Chatham High School dedicated the Maud Peper Dahme Library on Mar. 7, and held an event to honor Dahme.

Dahme is a “hidden child,” one of the survivors of the Holocaust who lived with other families in order to hide their identities.

Dahme started her presentation discussing how silence became the language of the child survivor, recollecting how her parents would never speak of it, so she didn’t for many years.  But, after moving to the United States and hearing a comment from a Holocaust denier on a television program, she felt compelled to share her story. 

Dahme reflected on how the Netherlands initially became a refuge for the German Jewish population who were escaping Hitler’s rule and the expansion of the Third Reich. Once Germany invaded the Netherlands, Dahme spoke of how quickly the Jewish population was deprived of rights and their property, leading to their eventual deportation to concentration camps. Dahme’s parents arranged for her and her sister to escape to a rural section of the Netherlands through a friend working for the Dutch resistance.

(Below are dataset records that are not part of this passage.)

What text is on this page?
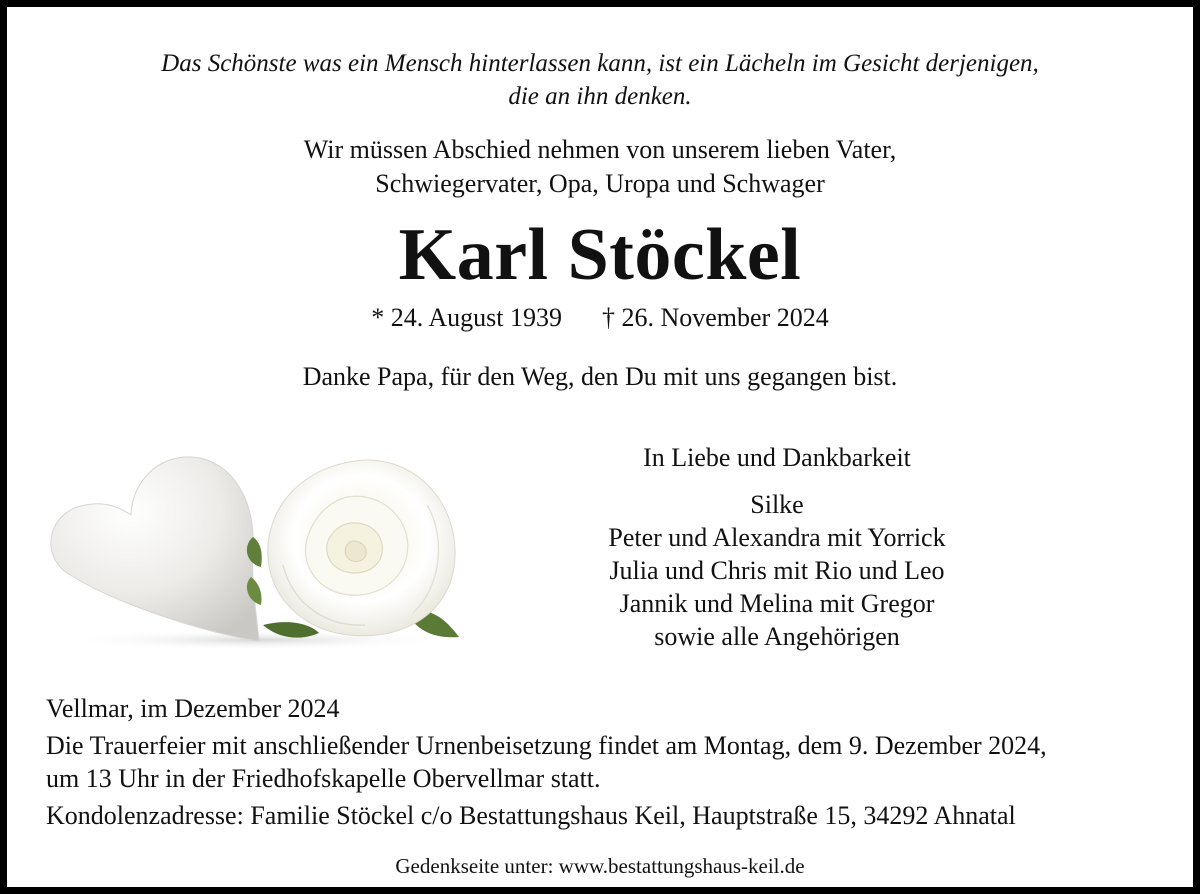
Das Schönste was ein Mensch hinterlassen kann, ist ein Lächeln im Gesicht derjenigen,
die an ihn denken.
Wir müssen Abschied nehmen von unserem lieben Vater,
Schwiegervater, Opa, Uropa und Schwager
Karl Stöckel
* 24. August 1939 † 26. November 2024
Danke Papa, für den Weg, den Du mit uns gegangen bist.
In Liebe und Dankbarkeit
Silke
Peter und Alexandra mit Yorrick
Julia und Chris mit Rio und Leo
Jannik und Melina mit Gregor
sowie alle Angehörigen
Vellmar, im Dezember 2024
Die Trauerfeier mit anschließender Urnenbeisetzung findet am Montag, dem 9. Dezember 2024,
um 13 Uhr in der Friedhofskapelle Obervellmar statt.
Kondolenzadresse: Familie Stöckel c/o Bestattungshaus Keil, Hauptstraße 15, 34292 Ahnatal
Gedenkseite unter: www.bestattungshaus-keil.de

Dahme recalled how, as a six-year old child, she and her sister were given new names by their host families. She recalled many stories of how others hid in barns and underground. Many of those who were in hiding were discovered due to the large number of Nazi conspirators who shared locations and hiding places with the authorities.

Dahme recalled someone sharing a piece of chocolate with her during the liberation celebrations, which led to the title of her 2015 memoir, Chocolate, The Taste of Freedom. Dahme talked about her trepidation at being reunited with her parents after three years. Both of Dahme’s parents survived by hiding in a friend’s attic. Dahme told the audience that the reason her family survived was because there were people who cared enough to hide them, risking their lives doing so. 

After Dahme’s presentation, she shared photos of her life and her family, while answering questions from the audience.